# Hi I'm New



## TranCE_Productions_Inc (Jul 12, 2007)

I'm from Southern Cali. You guys can call me Pete to make it easy. A guy from eBay refered me to this forum site. I purchased a couple of mantids from him. I am here to learn from all the pros &amp; have nice chats with you &amp; perhaps do a little biz. =] I offer decals and can provide you with Mantid design decals! I will sell or trade my services &amp; willing to trade my service for some Orchid Mantids. Hope you see you around. Take care!


----------



## Asa (Jul 12, 2007)

Yo, welcome to the forum. 8)


----------



## robo mantis (Jul 12, 2007)

Welcome


----------



## Butterfly (Jul 12, 2007)

Welcome to the forum.

Im in Cali too, San Fernando Valley / LA area to be a bit more precise.

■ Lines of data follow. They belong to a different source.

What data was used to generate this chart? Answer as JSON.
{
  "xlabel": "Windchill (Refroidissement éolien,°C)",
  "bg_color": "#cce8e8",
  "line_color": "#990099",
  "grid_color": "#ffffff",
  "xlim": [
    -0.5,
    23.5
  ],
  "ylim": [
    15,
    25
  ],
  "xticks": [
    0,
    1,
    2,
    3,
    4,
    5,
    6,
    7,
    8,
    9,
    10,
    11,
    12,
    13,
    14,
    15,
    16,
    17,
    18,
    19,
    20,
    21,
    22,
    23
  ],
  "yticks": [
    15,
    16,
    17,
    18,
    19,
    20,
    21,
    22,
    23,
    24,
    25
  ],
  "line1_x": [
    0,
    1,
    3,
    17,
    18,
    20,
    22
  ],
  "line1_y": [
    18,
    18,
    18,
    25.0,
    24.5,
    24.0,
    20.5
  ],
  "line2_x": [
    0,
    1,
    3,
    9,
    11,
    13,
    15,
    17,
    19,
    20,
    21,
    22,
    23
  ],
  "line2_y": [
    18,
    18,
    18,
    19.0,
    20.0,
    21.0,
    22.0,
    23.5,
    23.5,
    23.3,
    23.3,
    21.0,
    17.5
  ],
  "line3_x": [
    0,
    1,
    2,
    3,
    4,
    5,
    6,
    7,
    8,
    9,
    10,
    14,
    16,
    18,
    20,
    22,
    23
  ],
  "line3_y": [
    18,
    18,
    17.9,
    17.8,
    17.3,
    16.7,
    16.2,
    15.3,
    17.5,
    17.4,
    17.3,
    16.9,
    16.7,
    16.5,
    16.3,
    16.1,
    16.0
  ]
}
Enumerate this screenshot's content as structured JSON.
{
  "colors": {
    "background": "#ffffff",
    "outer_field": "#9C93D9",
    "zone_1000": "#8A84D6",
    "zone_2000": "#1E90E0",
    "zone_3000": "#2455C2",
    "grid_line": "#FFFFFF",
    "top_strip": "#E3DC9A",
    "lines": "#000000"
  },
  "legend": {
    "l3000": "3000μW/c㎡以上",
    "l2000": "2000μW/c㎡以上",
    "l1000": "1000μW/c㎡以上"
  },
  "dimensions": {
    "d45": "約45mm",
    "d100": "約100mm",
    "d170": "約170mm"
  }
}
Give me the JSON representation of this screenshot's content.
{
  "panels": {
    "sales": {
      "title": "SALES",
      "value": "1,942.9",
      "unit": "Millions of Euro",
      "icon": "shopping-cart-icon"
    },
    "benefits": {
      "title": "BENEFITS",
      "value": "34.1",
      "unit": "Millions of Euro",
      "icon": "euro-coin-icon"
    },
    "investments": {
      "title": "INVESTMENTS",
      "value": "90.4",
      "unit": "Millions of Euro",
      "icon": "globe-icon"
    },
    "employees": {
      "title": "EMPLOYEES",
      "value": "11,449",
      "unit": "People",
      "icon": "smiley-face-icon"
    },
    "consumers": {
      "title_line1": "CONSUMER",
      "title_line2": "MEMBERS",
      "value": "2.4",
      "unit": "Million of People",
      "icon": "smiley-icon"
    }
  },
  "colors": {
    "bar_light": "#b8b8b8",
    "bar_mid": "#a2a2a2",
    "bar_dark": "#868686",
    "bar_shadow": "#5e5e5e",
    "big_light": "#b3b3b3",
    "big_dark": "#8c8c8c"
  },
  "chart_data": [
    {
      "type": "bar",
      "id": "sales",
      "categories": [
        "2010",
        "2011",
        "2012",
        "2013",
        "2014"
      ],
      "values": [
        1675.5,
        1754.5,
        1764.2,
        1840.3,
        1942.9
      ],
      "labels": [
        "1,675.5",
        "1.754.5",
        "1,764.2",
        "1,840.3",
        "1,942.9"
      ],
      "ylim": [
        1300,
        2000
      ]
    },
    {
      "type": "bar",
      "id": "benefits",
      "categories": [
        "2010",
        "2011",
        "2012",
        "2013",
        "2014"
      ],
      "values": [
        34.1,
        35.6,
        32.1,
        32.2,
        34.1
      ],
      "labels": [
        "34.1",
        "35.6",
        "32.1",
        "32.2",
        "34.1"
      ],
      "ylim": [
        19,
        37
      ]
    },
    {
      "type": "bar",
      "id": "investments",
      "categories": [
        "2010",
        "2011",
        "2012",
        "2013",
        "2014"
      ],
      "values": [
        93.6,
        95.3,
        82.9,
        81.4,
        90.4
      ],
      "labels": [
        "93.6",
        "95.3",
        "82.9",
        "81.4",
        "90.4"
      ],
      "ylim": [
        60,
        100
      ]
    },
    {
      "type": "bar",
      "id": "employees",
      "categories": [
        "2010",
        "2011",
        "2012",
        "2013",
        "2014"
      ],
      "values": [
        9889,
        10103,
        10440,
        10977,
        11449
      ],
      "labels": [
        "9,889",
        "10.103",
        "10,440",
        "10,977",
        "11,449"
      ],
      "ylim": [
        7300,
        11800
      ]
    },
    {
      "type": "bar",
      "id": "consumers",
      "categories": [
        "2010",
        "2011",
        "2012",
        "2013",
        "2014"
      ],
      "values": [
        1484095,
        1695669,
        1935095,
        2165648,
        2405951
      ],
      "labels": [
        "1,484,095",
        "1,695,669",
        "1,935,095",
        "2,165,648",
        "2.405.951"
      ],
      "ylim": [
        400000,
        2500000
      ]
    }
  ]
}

You'll get all the info you need and more here, lol.

If you need a few more mantids there are quiote a few of us in CA in here so just look around and send a message.


----------



## OGIGA (Jul 12, 2007)

Welcome! You'll enjoy yourself here.


----------



## hibiscusmile (Jul 12, 2007)

Welcome California!


----------



## Rick (Jul 13, 2007)

Welcome. Use the search feature for your basic questions. Make sure to put posts in the proper forum.


----------